À ce moment-là, je me suis dit : je crois que j’aimerais changer de prénom. Je crois que j’en ai besoin.
J’ai commencé à partager cette idée avec une poignée de proches, établi une courte liste dans ma tête.
Et puis, sans que je m’en rende tout à fait compte, je n’y ai plus pensé.
Convaincue, peut-être, que j’avais d’une certaine façon fait la paix.

C’est une réflexion qui m’habite à nouveau depuis plusieurs semaines.
Pour diverses raisons, me semble-t-il assez différentes de celles d’alors – mais le sont-elles vraiment – je me dis à nouveau : je crois que j’aimerais changer de prénom.

Et puis ces pages lues hier soir. Un récit de vie qui n’a absolument rien à voir avec le mien. Et pourtant comme une plaie à vif.

Ce matin, alors que j’ai l’impression d’évoluer dans les eaux poisseuses des lendemains de nuits trop courtes, des nuits de fièvre, je repense à tout ça.

Je repense à l’atelier auquel j’ai participé la semaine dernière.
À Paul, qui persistait à m’appeler Anna. À Paul que je n’ai pas repris.
Pas tellement parce que ça n’avait guère d’importance – une lettre de différence, qu’est-ce que ça change au fond – mais parce que presque immédiatement je me suis dit : oui, ça pourrait être ça, juste ça – une lettre de différence, est-ce que ça ne changerait pas tout, au final ?
Surtout, je me suis dit : ainsi, j’aurais une lettre de différence, pas une lettre de moins. Je ne serais plus contenue dans le prénom de ma mère (et dans celui de sa propre mère), je n’en serais plus une réduction.

Et parce que ce sujet en entraîne irrémédiablement d’autres, j’ai repensé aux recherches généalogiques que j’avais esquissée à peu près à la même période.
Je n’avais pas été très loin, je m’étais contentée de consulter quelques sites internet mettant ces informations à disposition.
J’avais constaté une chose bouleversante pour moi : du côté de mon père, j’avais accès à un arbre foisonnant, me permettant de remonter bien des générations en arrière.
Du côté de ma mère : rien.

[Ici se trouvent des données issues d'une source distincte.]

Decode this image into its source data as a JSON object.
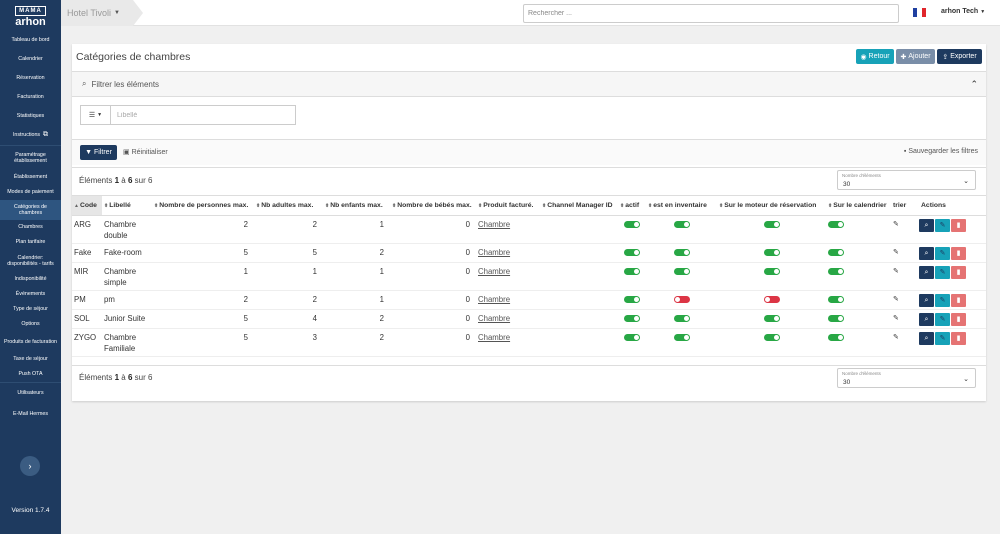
{
  "brand": {
    "line1": "MAMA",
    "line2": "arhon"
  },
  "sidebar": {
    "items": [
      {
        "label": "Tableau de bord",
        "height": 20
      },
      {
        "label": "Calendrier",
        "height": 19
      },
      {
        "label": "Réservation",
        "height": 19
      },
      {
        "label": "Facturation",
        "height": 19
      },
      {
        "label": "Statistiques",
        "height": 19
      },
      {
        "label": "Instructions",
        "height": 19,
        "icon": true
      },
      {
        "label": "Paramétrage établissement",
        "height": 25
      },
      {
        "label": "Établissement",
        "height": 15
      },
      {
        "label": "Modes de paiement",
        "height": 15
      },
      {
        "label": "Catégories de chambres",
        "height": 20
      },
      {
        "label": "Chambres",
        "height": 15
      },
      {
        "label": "Plan tarifaire",
        "height": 15
      },
      {
        "label": "Calendrier: disponibilités - tarifs",
        "height": 22
      },
      {
        "label": "Indisponibilité",
        "height": 15
      },
      {
        "label": "Événements",
        "height": 15
      },
      {
        "label": "Type de séjour",
        "height": 15
      },
      {
        "label": "Options",
        "height": 15
      },
      {
        "label": "Produits de facturation",
        "height": 20
      },
      {
        "label": "Taxe de séjour",
        "height": 15
      },
      {
        "label": "Push OTA",
        "height": 15
      },
      {
        "label": "Utilisateurs",
        "height": 22
      },
      {
        "label": "E-Mail Hermes",
        "height": 20
      }
    ],
    "version": "Version 1.7.4"
  },
  "topbar": {
    "hotel": "Hotel Tivoli",
    "search_placeholder": "Rechercher ...",
    "user": "arhon Tech"
  },
  "page": {
    "title": "Catégories de chambres",
    "btn_back": "Retour",
    "btn_add": "Ajouter",
    "btn_export": "Exporter"
  },
  "filters": {
    "title": "Filtrer les éléments",
    "input_placeholder": "Libellé",
    "btn_filter": "Filtrer",
    "btn_reset": "Réinitialiser",
    "btn_save": "Sauvegarder les filtres"
  },
  "pagination": {
    "prefix": "Éléments",
    "from": "1",
    "mid": "à",
    "to": "6",
    "suffix": "sur 6",
    "perpage_label": "Nombre d'éléments",
    "perpage_value": "30"
  },
  "table": {
    "columns": [
      "Code",
      "Libellé",
      "Nombre de personnes max.",
      "Nb adultes max.",
      "Nb enfants max.",
      "Nombre de bébés max.",
      "Produit facturé.",
      "Channel Manager ID",
      "actif",
      "est en inventaire",
      "Sur le moteur de réservation",
      "Sur le calendrier",
      "trier",
      "Actions"
    ],
    "rows": [
      {
        "code": "ARG",
        "label": "Chambre double",
        "pers": "2",
        "adults": "2",
        "children": "1",
        "babies": "0",
        "product": "Chambre",
        "cm": "",
        "actif": true,
        "inventaire": true,
        "moteur": true,
        "calendrier": true
      },
      {
        "code": "Fake",
        "label": "Fake-room",
        "pers": "5",
        "adults": "5",
        "children": "2",
        "babies": "0",
        "product": "Chambre",
        "cm": "",
        "actif": true,
        "inventaire": true,
        "moteur": true,
        "calendrier": true
      },
      {
        "code": "MIR",
        "label": "Chambre simple",
        "pers": "1",
        "adults": "1",
        "children": "1",
        "babies": "0",
        "product": "Chambre",
        "cm": "",
        "actif": true,
        "inventaire": true,
        "moteur": true,
        "calendrier": true
      },
      {
        "code": "PM",
        "label": "pm",
        "pers": "2",
        "adults": "2",
        "children": "1",
        "babies": "0",
        "product": "Chambre",
        "cm": "",
        "actif": true,
        "inventaire": false,
        "moteur": false,
        "calendrier": true
      },
      {
        "code": "SOL",
        "label": "Junior Suite",
        "pers": "5",
        "adults": "4",
        "children": "2",
        "babies": "0",
        "product": "Chambre",
        "cm": "",
        "actif": true,
        "inventaire": true,
        "moteur": true,
        "calendrier": true
      },
      {
        "code": "ZYGO",
        "label": "Chambre Familiale",
        "pers": "5",
        "adults": "3",
        "children": "2",
        "babies": "0",
        "product": "Chambre",
        "cm": "",
        "actif": true,
        "inventaire": true,
        "moteur": true,
        "calendrier": true
      }
    ]
  },
  "colors": {
    "sidebar": "#1e3a5f",
    "accent": "#17a2b8",
    "toggle_on": "#28a745",
    "toggle_off": "#dc3545"
  }
}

Le néant.

Cela pourrait sembler anecdotique, ou à tout le moins facilement explicable : s’il y a des éléments du côté de mon père, c’est simplement parce que quelqu’un dans la famille a fait ce travail de recherche et l’a partagé (plus facile, sans doute, dans le cas d’une famille nombreuse que dans celui d’une fille unique).

Mais ce matin, cela me semble être tout sauf une anecdote.
Je prends conscience aussi que ces arbres – ou plutôt cet arbre et cet absence d’arbre – sont le reflet de ce que je sais, de ce que j’ai entendu, ou pas, comme récits de famille, comme récits de vie.
Je ne connais pas toute l’histoire de la famille de mon père mais j’en ai entendu suffisamment pour que son existence soit tangible, palpable. D’une certaine façon, cela me donne la possibilité de construire ma propre vision de cette histoire à partir de ces fragments épars. Il me semble que c’est déjà beaucoup.
Du côté de ma mère, il me semble n’avoir pour ainsi dire rien entendu.
La plage blanche, ou presque.
L’arbre sans la moindre feuille, sans la moindre racine.
Bien sûr, tout cela est décuplé par le fait qu’il est désormais trop tard. Que je n’ai plus la possibilité d’interroger ma mère, de lui demander si elle accepterait de partager avec moi, avec nous, une partie de son histoire.

Il y a plusieurs semaines, j’ai décidé d’intituler mes carnets de danse : « La pièce manquante ».
Je prends conscience que, décidément, tout cela m’entraîne, me pousse beaucoup plus loin que je ne l’aurais imaginé.